La mascolinità normativa, rappresentata dai temi musicali scheletrici degli antenati, i cui ritratti incombono accigliati dalle pareti, è il vero fantasma dell’opera, che genera morte non solo per Owen. Giustamente la librettista Myfanwy Piper vedeva Wingrave come «a very personal coda» del War Requiem scritto pochi anni prima, di cui chiarisce il messaggio pacifista: il passato coloniale europeo ha portato solo tragedie, l’imperialismo soffoca le vite di tanti giovani uomini e di quelle donne, madri e compagne, che lo sostengono convinte.
“Family” e “war”, virilità e bellicismo si nutrono a vicenda; ma se da un lato il compositore denuncia le responsabilità della famiglia in quella che negli stessi anni Mario Mieli definiva “educastrazione”, dall’altro affida al protagonista parole dure, per esprimere il rifiuto di ogni esercito di stato: «considero un crimine impugnare la vostra spada in difesa del vostro paese e un crimine da parte del governo il fatto di ordinarlo». Il discorso che chiude il primo atto è preparato dall’episodio più delirante dell’opera, in cui la vena di Britten, fino a quel punto un po’ sulla difensiva, prende il volo verso la dimensione dell’assurdo come in un finale rossiniano: sulla parola “scruples” (scrupoli), incautamente pronunciata a difesa del ragazzo, i familiari si lanciano compatti in una serie di sillabati e vocalizzi di scherno.

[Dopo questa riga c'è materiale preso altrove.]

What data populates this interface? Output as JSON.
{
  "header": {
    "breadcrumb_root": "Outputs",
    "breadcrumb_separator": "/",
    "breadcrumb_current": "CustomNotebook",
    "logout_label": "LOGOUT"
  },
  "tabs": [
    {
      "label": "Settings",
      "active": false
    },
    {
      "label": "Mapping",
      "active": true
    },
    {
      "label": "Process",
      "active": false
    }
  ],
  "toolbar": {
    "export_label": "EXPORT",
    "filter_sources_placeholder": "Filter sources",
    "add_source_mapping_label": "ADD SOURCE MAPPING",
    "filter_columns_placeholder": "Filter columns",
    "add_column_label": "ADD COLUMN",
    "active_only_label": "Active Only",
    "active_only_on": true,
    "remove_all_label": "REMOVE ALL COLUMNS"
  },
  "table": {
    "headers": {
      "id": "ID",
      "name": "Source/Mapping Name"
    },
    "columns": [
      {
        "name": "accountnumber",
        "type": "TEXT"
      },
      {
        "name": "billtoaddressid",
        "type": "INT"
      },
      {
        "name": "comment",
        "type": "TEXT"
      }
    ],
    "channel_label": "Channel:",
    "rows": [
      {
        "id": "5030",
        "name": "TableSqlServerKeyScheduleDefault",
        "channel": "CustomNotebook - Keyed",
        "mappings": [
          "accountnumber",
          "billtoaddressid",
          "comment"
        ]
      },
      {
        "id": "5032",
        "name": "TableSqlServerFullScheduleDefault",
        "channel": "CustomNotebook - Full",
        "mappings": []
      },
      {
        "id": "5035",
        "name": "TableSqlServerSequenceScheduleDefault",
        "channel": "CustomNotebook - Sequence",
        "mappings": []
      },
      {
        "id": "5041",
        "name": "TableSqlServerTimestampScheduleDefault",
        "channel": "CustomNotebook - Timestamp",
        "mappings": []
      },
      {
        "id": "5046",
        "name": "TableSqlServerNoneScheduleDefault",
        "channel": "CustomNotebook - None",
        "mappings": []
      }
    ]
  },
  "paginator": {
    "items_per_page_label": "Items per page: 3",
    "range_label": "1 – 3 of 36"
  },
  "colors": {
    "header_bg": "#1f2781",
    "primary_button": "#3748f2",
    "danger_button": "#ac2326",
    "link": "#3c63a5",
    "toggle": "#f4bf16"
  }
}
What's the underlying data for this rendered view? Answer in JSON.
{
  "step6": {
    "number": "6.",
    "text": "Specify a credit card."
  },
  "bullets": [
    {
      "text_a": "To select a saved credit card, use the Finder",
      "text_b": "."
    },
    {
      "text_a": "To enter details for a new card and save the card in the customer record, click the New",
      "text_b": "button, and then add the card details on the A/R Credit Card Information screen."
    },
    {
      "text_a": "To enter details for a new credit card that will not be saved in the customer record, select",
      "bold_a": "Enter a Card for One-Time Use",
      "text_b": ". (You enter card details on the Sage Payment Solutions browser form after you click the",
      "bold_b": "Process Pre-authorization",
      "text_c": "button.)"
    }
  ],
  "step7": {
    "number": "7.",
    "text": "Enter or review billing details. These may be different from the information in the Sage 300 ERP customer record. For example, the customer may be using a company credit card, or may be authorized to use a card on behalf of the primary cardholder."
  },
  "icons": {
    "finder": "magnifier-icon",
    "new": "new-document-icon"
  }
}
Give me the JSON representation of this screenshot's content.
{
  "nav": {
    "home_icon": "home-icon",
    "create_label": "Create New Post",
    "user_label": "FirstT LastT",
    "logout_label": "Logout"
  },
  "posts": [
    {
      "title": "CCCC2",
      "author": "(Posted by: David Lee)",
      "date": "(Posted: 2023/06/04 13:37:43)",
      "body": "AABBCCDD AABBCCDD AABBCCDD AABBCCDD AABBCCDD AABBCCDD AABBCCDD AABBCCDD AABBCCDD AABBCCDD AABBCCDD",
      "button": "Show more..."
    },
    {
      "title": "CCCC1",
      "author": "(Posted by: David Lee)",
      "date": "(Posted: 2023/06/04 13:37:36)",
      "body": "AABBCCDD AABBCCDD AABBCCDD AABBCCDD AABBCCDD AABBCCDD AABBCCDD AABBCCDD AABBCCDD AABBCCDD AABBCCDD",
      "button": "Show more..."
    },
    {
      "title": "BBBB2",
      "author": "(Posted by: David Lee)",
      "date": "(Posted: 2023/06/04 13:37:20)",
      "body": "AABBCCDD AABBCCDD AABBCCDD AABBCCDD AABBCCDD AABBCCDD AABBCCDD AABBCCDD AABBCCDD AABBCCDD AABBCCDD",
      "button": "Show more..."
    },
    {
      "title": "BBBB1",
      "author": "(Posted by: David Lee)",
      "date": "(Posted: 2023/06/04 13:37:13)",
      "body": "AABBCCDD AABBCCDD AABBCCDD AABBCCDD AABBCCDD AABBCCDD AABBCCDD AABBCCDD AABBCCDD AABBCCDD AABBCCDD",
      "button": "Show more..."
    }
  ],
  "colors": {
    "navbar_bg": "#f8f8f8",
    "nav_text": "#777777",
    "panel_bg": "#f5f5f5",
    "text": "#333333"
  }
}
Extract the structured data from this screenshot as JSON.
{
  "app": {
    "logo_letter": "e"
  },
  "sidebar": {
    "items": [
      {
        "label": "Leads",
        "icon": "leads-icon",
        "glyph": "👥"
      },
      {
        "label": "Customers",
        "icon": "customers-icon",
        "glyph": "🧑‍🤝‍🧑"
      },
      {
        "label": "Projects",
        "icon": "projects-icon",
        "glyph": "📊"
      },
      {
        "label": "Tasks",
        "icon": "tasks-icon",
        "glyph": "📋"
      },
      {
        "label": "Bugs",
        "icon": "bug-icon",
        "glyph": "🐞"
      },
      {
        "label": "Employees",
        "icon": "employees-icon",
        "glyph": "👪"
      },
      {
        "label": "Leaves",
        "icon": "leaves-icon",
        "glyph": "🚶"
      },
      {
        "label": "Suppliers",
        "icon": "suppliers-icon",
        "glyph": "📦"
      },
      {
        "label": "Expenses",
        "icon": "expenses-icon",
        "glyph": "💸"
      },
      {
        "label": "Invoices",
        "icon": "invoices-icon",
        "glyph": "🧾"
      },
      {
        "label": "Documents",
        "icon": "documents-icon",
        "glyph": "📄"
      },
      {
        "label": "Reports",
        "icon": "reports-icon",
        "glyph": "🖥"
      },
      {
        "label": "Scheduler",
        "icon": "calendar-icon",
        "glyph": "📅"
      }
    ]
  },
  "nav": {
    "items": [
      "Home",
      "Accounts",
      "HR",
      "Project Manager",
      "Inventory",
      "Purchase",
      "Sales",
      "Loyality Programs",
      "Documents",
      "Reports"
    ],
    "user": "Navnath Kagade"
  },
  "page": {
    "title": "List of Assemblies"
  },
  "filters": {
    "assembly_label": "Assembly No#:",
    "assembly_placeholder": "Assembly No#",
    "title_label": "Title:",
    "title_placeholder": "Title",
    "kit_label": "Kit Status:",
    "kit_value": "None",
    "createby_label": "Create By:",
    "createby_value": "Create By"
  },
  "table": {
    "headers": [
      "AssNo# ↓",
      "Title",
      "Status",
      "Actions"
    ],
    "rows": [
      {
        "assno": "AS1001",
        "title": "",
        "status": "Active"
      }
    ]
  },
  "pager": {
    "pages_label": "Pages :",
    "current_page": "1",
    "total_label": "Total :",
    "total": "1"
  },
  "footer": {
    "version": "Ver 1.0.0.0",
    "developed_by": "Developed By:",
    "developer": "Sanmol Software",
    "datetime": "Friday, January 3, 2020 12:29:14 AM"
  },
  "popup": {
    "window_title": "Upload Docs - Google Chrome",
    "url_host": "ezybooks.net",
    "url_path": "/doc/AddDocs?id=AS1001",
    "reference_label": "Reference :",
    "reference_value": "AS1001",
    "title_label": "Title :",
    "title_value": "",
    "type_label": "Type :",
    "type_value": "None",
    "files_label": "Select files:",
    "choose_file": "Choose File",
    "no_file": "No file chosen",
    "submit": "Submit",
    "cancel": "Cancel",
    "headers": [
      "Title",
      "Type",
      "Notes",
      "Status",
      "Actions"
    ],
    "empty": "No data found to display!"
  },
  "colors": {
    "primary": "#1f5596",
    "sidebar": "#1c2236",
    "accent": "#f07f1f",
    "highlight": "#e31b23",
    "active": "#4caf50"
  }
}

Le parole di Owen – e di Britten – hanno dunque una valenza politica che non si può disconoscere col pretesto che l’opera riguardi più che altro un conflitto psicologico dovuto alla mancanza del padre o alle incertezze della virilità acerba. Combattere per la patria è un crimine, i governi che lo ordinano sono criminali, la patria è impostura: affermazioni scomode ancora oggi in ogni nazione il cui governo giustifichi immani spese militari.
Owen afferma che sarebbe sufficiente dire di no: basta una parola, se a dirla sono in tanti. «One little word: no! No! No! No!»: è la scena più anarchica e provocatoria mai scritta dal compositore.